C’était l’homme de la veille, dans le même costume. Ses chaussures vernissées de grande classe donnaient l’impression qu’il se rendait à un dîner de gala.
Il poursuivit en lui tendant la main.
-C’est bien. Le Santa qui est à l’intérieur t’en est reconnaissant. Viens avec moi.
-Excusez-moi m’sieur, mais je suis un gars des rues. Je ne suis pas les gens comme ça. Je ne sais déjà pas pourquoi vous m’avez donné cette boule hier…
-Je comprends. Tu ne vas pourtant pas rester là toute la vie mon garçon. Ce soir, c’est Noël. Viens.
Le ton était posé, persuasif, la voix ressemblait à un léger courant d’air chaud dans l’atmosphère alentours si froide. Le jeune prit la main tendue qui l’aida à se déplier du sol. Il agrippa son sac à dos usé qu’il avait pour seul baluchon et fourra la figurine dans une poche de sa parka.

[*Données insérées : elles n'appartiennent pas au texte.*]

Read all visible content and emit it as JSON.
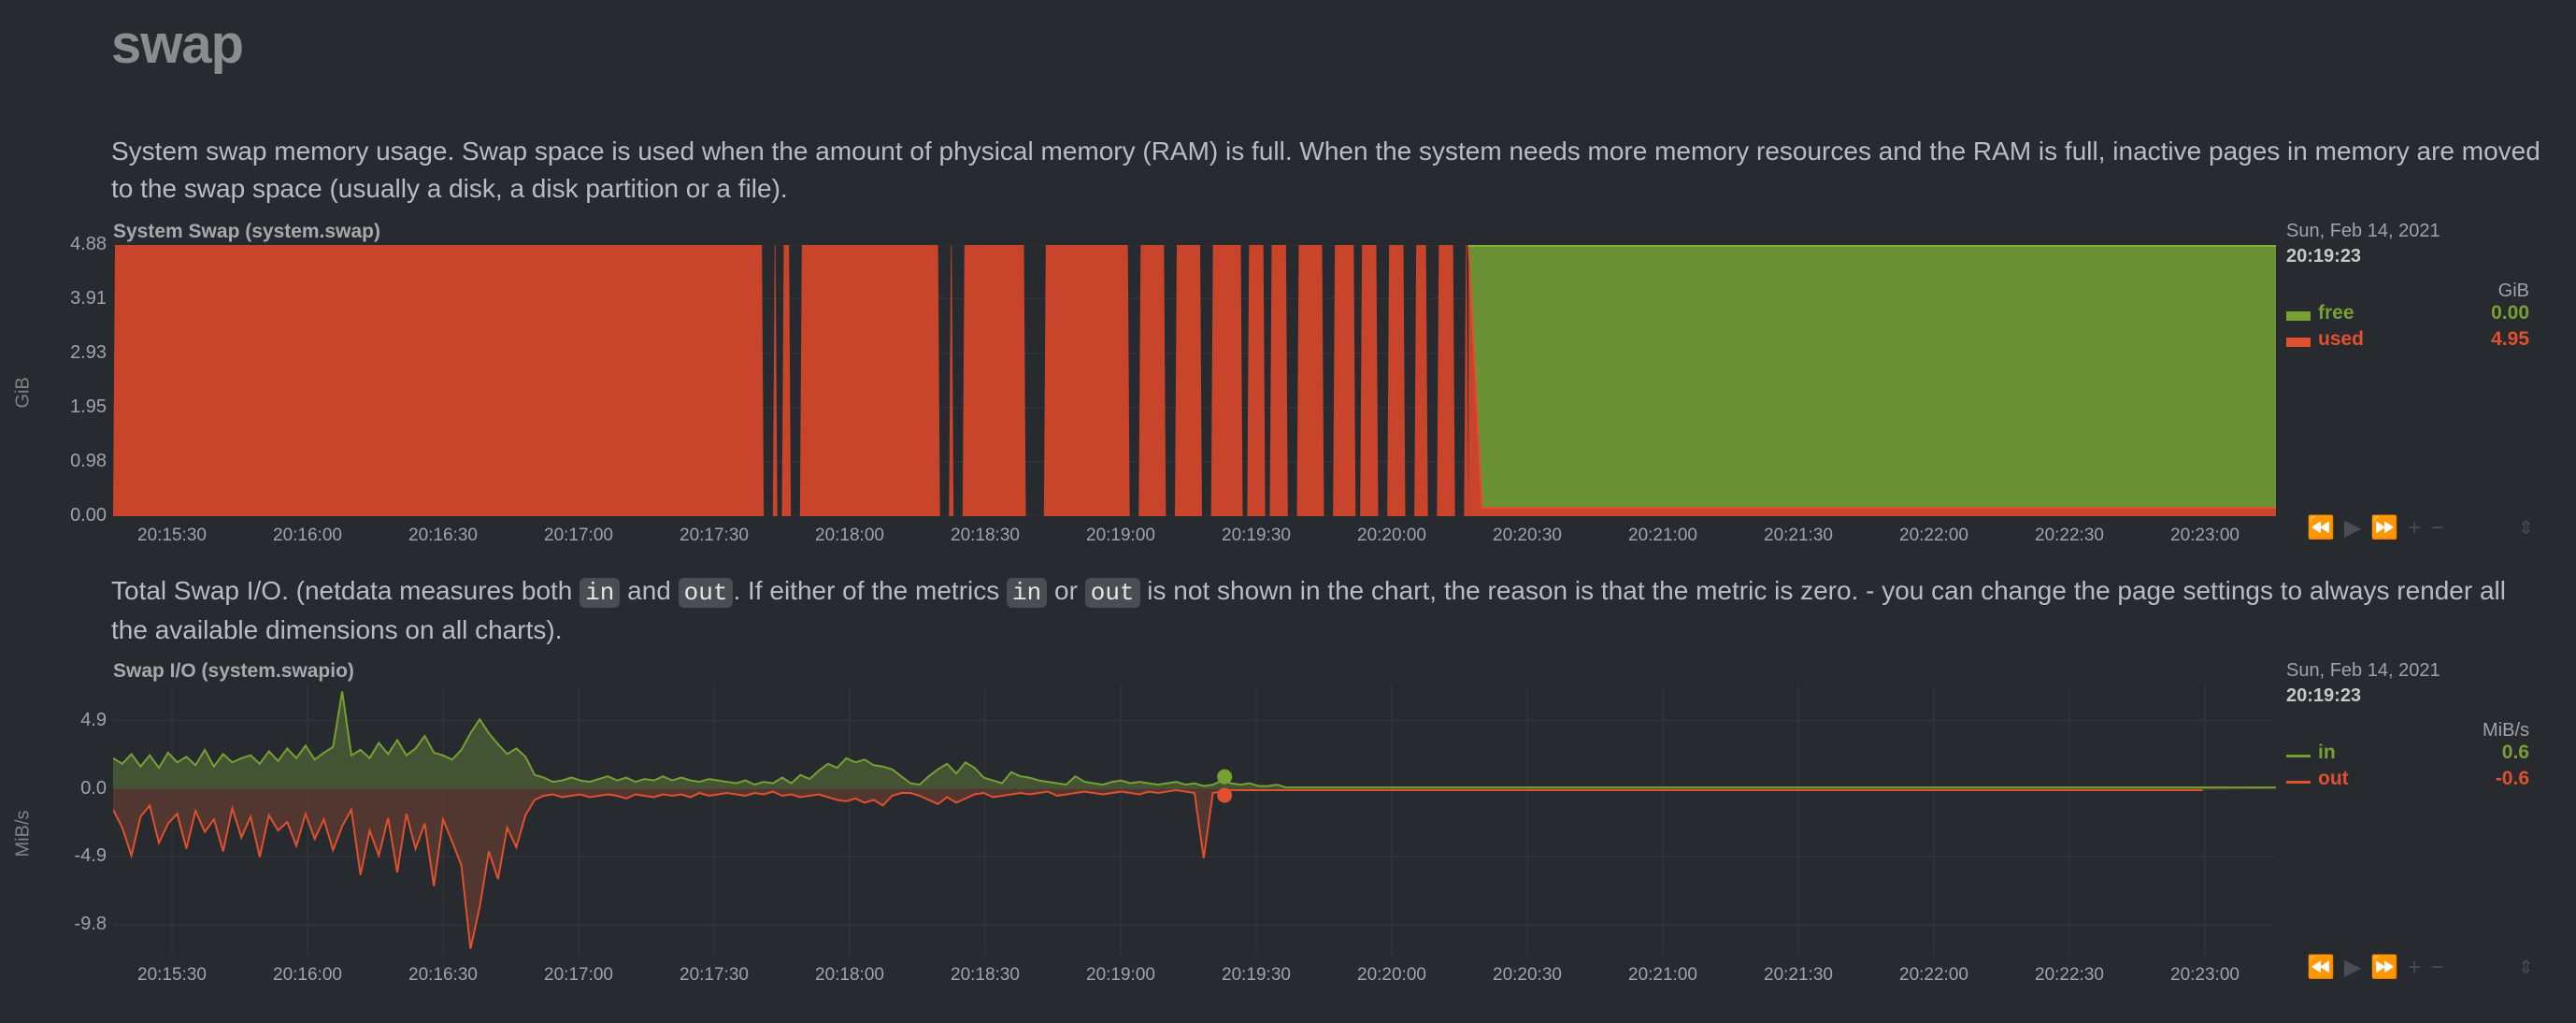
{
  "page": {
    "title": "swap"
  },
  "swap_chart": {
    "description": "System swap memory usage. Swap space is used when the amount of physical memory (RAM) is full. When the system needs more memory resources and the RAM is full, inactive pages in memory are moved to the swap space (usually a disk, a disk partition or a file).",
    "title": "System Swap (system.swap)",
    "unit_axis": "GiB",
    "legend": {
      "date": "Sun, Feb 14, 2021",
      "time": "20:19:23",
      "unit": "GiB",
      "series": [
        {
          "name": "free",
          "value": "0.00",
          "color": "#77a033"
        },
        {
          "name": "used",
          "value": "4.95",
          "color": "#e0502e"
        }
      ]
    }
  },
  "swapio_chart": {
    "description_parts": [
      "Total Swap I/O. (netdata measures both ",
      "in",
      " and ",
      "out",
      ". If either of the metrics ",
      "in",
      " or ",
      "out",
      " is not shown in the chart, the reason is that the metric is zero. - you can change the page settings to always render all the available dimensions on all charts)."
    ],
    "title": "Swap I/O (system.swapio)",
    "unit_axis": "MiB/s",
    "legend": {
      "date": "Sun, Feb 14, 2021",
      "time": "20:19:23",
      "unit": "MiB/s",
      "series": [
        {
          "name": "in",
          "value": "0.6",
          "color": "#77a033"
        },
        {
          "name": "out",
          "value": "-0.6",
          "color": "#e0502e"
        }
      ]
    }
  },
  "chart_data": [
    {
      "type": "area",
      "title": "System Swap (system.swap)",
      "ylabel": "GiB",
      "yticks": [
        "4.88",
        "3.91",
        "2.93",
        "1.95",
        "0.98",
        "0.00"
      ],
      "ylim": [
        0,
        4.88
      ],
      "xticks": [
        "20:15:30",
        "20:16:00",
        "20:16:30",
        "20:17:00",
        "20:17:30",
        "20:18:00",
        "20:18:30",
        "20:19:00",
        "20:19:30",
        "20:20:00",
        "20:20:30",
        "20:21:00",
        "20:21:30",
        "20:22:00",
        "20:22:30",
        "20:23:00"
      ],
      "series": [
        {
          "name": "used",
          "note": "stacked bottom",
          "values_start": 4.95,
          "values_end": 0.15
        },
        {
          "name": "free",
          "values_start": 0.0,
          "values_end": 4.73
        }
      ],
      "gaps": [
        [
          "20:17:41",
          "20:17:43"
        ],
        [
          "20:17:44",
          "20:17:45"
        ],
        [
          "20:17:47",
          "20:17:49"
        ],
        [
          "20:18:20",
          "20:18:22"
        ],
        [
          "20:18:23",
          "20:18:25"
        ],
        [
          "20:18:39",
          "20:18:43"
        ],
        [
          "20:19:02",
          "20:19:04"
        ],
        [
          "20:19:10",
          "20:19:12"
        ],
        [
          "20:19:18",
          "20:19:20"
        ],
        [
          "20:19:27",
          "20:19:28"
        ],
        [
          "20:19:32",
          "20:19:33"
        ],
        [
          "20:19:37",
          "20:19:39"
        ],
        [
          "20:19:45",
          "20:19:47"
        ],
        [
          "20:19:52",
          "20:19:53"
        ],
        [
          "20:19:57",
          "20:19:59"
        ],
        [
          "20:20:03",
          "20:20:05"
        ],
        [
          "20:20:08",
          "20:20:10"
        ],
        [
          "20:20:14",
          "20:20:16"
        ]
      ],
      "transition_time": "20:20:17"
    },
    {
      "type": "area",
      "title": "Swap I/O (system.swapio)",
      "ylabel": "MiB/s",
      "yticks": [
        "4.9",
        "0.0",
        "-4.9",
        "-9.8"
      ],
      "ylim": [
        -12.0,
        7.5
      ],
      "xticks": [
        "20:15:30",
        "20:16:00",
        "20:16:30",
        "20:17:00",
        "20:17:30",
        "20:18:00",
        "20:18:30",
        "20:19:00",
        "20:19:30",
        "20:20:00",
        "20:20:30",
        "20:21:00",
        "20:21:30",
        "20:22:00",
        "20:22:30",
        "20:23:00"
      ],
      "series": [
        {
          "name": "in",
          "values": [
            2.2,
            1.8,
            2.5,
            1.6,
            2.4,
            1.5,
            2.6,
            1.9,
            2.3,
            1.7,
            2.8,
            1.6,
            2.5,
            1.9,
            2.2,
            2.4,
            1.8,
            2.7,
            2.0,
            2.9,
            2.2,
            3.1,
            2.1,
            2.6,
            3.0,
            7.0,
            2.4,
            2.8,
            2.2,
            3.3,
            2.5,
            3.5,
            2.4,
            2.9,
            3.8,
            2.6,
            2.4,
            2.1,
            2.8,
            4.0,
            5.0,
            4.0,
            3.2,
            2.5,
            2.9,
            2.3,
            1.0,
            0.8,
            0.5,
            0.6,
            0.8,
            0.6,
            0.5,
            0.7,
            0.9,
            0.6,
            0.8,
            0.5,
            0.7,
            0.6,
            0.9,
            0.6,
            0.8,
            0.6,
            0.5,
            0.7,
            0.6,
            0.5,
            0.4,
            0.6,
            0.3,
            0.5,
            0.4,
            0.8,
            0.4,
            1.0,
            0.7,
            1.3,
            1.8,
            1.5,
            2.2,
            1.9,
            2.1,
            1.7,
            1.6,
            1.4,
            0.9,
            0.4,
            0.3,
            0.9,
            1.4,
            1.8,
            1.1,
            1.9,
            1.5,
            0.8,
            0.6,
            0.4,
            1.2,
            0.9,
            0.8,
            0.6,
            0.5,
            0.4,
            0.3,
            0.9,
            0.5,
            0.4,
            0.3,
            0.5,
            0.6,
            0.4,
            0.5,
            0.4,
            0.3,
            0.4,
            0.5,
            0.3,
            0.4,
            0.2,
            0.3,
            0.6,
            0.4,
            0.3,
            0.4,
            0.2,
            0.2,
            0.3,
            0.1,
            0.1,
            0.1,
            0.1,
            0.1,
            0.1,
            0.1,
            0.1,
            0.1,
            0.1,
            0.1,
            0.1,
            0.1,
            0.1,
            0.1,
            0.1,
            0.1,
            0.1,
            0.1,
            0.1,
            0.1,
            0.1,
            0.1,
            0.1,
            0.1,
            0.1,
            0.1,
            0.1,
            0.1,
            0.1,
            0.1,
            0.1,
            0.1,
            0.1,
            0.1,
            0.1,
            0.1,
            0.1,
            0.1,
            0.1,
            0.1,
            0.1,
            0.1,
            0.1,
            0.1,
            0.1,
            0.1,
            0.1,
            0.1,
            0.1,
            0.1,
            0.1,
            0.1,
            0.1,
            0.1,
            0.1,
            0.1,
            0.1,
            0.1,
            0.1,
            0.1,
            0.1,
            0.1,
            0.1,
            0.1,
            0.1,
            0.1,
            0.1,
            0.1,
            0.1,
            0.1,
            0.1,
            0.1,
            0.1,
            0.1,
            0.1,
            0.1,
            0.1,
            0.1,
            0.1,
            0.1,
            0.1,
            0.1,
            0.1,
            0.1,
            0.1,
            0.1,
            0.1,
            0.1,
            0.1,
            0.1,
            0.1,
            0.1,
            0.1,
            0.1,
            0.1,
            0.1,
            0.1,
            0.1,
            0.1,
            0.1,
            0.1,
            0.1,
            0.1,
            0.1,
            0.1,
            0.1,
            0.1,
            0.1
          ]
        },
        {
          "name": "out",
          "values": [
            -1.5,
            -2.8,
            -4.8,
            -2.0,
            -1.2,
            -3.9,
            -2.5,
            -1.8,
            -4.3,
            -1.6,
            -3.1,
            -2.2,
            -4.5,
            -1.4,
            -3.5,
            -2.0,
            -4.9,
            -1.9,
            -3.0,
            -2.4,
            -4.1,
            -1.8,
            -3.6,
            -2.2,
            -4.4,
            -2.7,
            -1.5,
            -6.2,
            -3.0,
            -4.8,
            -2.1,
            -6.0,
            -1.8,
            -4.3,
            -2.5,
            -7.0,
            -2.2,
            -3.8,
            -5.5,
            -11.5,
            -8.5,
            -4.5,
            -6.5,
            -2.8,
            -4.2,
            -1.9,
            -0.8,
            -0.5,
            -0.4,
            -0.6,
            -0.5,
            -0.4,
            -0.6,
            -0.5,
            -0.4,
            -0.5,
            -0.7,
            -0.4,
            -0.5,
            -0.6,
            -0.4,
            -0.5,
            -0.4,
            -0.6,
            -0.3,
            -0.5,
            -0.4,
            -0.3,
            -0.4,
            -0.5,
            -0.3,
            -0.4,
            -0.2,
            -0.5,
            -0.4,
            -0.6,
            -0.5,
            -0.4,
            -0.6,
            -0.8,
            -0.9,
            -0.7,
            -1.0,
            -0.8,
            -1.2,
            -0.5,
            -0.3,
            -0.3,
            -0.5,
            -0.8,
            -1.1,
            -0.6,
            -1.0,
            -0.7,
            -0.4,
            -0.3,
            -0.6,
            -0.5,
            -0.4,
            -0.3,
            -0.4,
            -0.3,
            -0.2,
            -0.5,
            -0.4,
            -0.3,
            -0.2,
            -0.3,
            -0.4,
            -0.3,
            -0.2,
            -0.3,
            -0.4,
            -0.2,
            -0.3,
            -0.2,
            -0.1,
            -0.2,
            -0.3,
            -5.0,
            -0.3,
            -0.2,
            -0.1,
            -0.1,
            -0.1,
            -0.1,
            -0.1,
            -0.1,
            -0.1,
            -0.1,
            -0.1,
            -0.1,
            -0.1,
            -0.1,
            -0.1,
            -0.1,
            -0.1,
            -0.1,
            -0.1,
            -0.1,
            -0.1,
            -0.1,
            -0.1,
            -0.1,
            -0.1,
            -0.1,
            -0.1,
            -0.1,
            -0.1,
            -0.1,
            -0.1,
            -0.1,
            -0.1,
            -0.1,
            -0.1,
            -0.1,
            -0.1,
            -0.1,
            -0.1,
            -0.1,
            -0.1,
            -0.1,
            -0.1,
            -0.1,
            -0.1,
            -0.1,
            -0.1,
            -0.1,
            -0.1,
            -0.1,
            -0.1,
            -0.1,
            -0.1,
            -0.1,
            -0.1,
            -0.1,
            -0.1,
            -0.1,
            -0.1,
            -0.1,
            -0.1,
            -0.1,
            -0.1,
            -0.1,
            -0.1,
            -0.1,
            -0.1,
            -0.1,
            -0.1,
            -0.1,
            -0.1,
            -0.1,
            -0.1,
            -0.1,
            -0.1,
            -0.1,
            -0.1,
            -0.1,
            -0.1,
            -0.1,
            -0.1,
            -0.1,
            -0.1,
            -0.1,
            -0.1,
            -0.1,
            -0.1,
            -0.1,
            -0.1,
            -0.1,
            -0.1,
            -0.1,
            -0.1,
            -0.1,
            -0.1,
            -0.1,
            -0.1,
            -0.1,
            -0.1,
            -0.1,
            -0.1,
            -0.1,
            -0.1,
            -0.1,
            -0.1,
            -0.1,
            -0.1,
            -0.1,
            -0.1
          ]
        }
      ]
    }
  ],
  "controls": {
    "back_icon": "⏪",
    "play_icon": "▶",
    "forward_icon": "⏩",
    "zoom_in_icon": "+",
    "zoom_out_icon": "−",
    "resize_icon": "⇕"
  }
}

Une limousine noire surgie de nulle part glissa lentement le long du trottoir. Les enjoliveurs de ses roues étaient rouge métallisé, détail surprenant. Une porte s’ouvrit.
-Monte.
Peut-être aurait-il dû avoir peur à ce moment là et se raviser ? Qui enlèverait un SDF comme lui ? Même pour assouvir d’éventuels désirs pervers, qui ?
Le grand gaillard à la barbe épaisse et au caban lui sourit.
-Monte, ne crains rien. Je suis un mec réglo.
L’habitacle du véhicule apparut au jeune homme comme un univers étrange. Son décor était très moderne, de métal et de bois avec une ambiance feutrée dès la portière fermée. On aurait dit un film mais il était bien dans la réalité. Les banquettes étaient larges et confortables. Une vitre teintée séparait la cabine de l’avant du véhicule où un chauffeur se tenait.
L’homme retira son manteau. Il portrait un beau costume gris soulignant le blanc de sa chemise rehaussée d’une cravate grenat impeccablement nouée. Contraste total avec l’accoutrement de misère du jeune qui ressentait des sensations mitigées. Le gaillard était vraiment splendide dans son image de daddy épais et stylé tandis que lui se sentait en position de faiblesse, toujours vaguement inquiet.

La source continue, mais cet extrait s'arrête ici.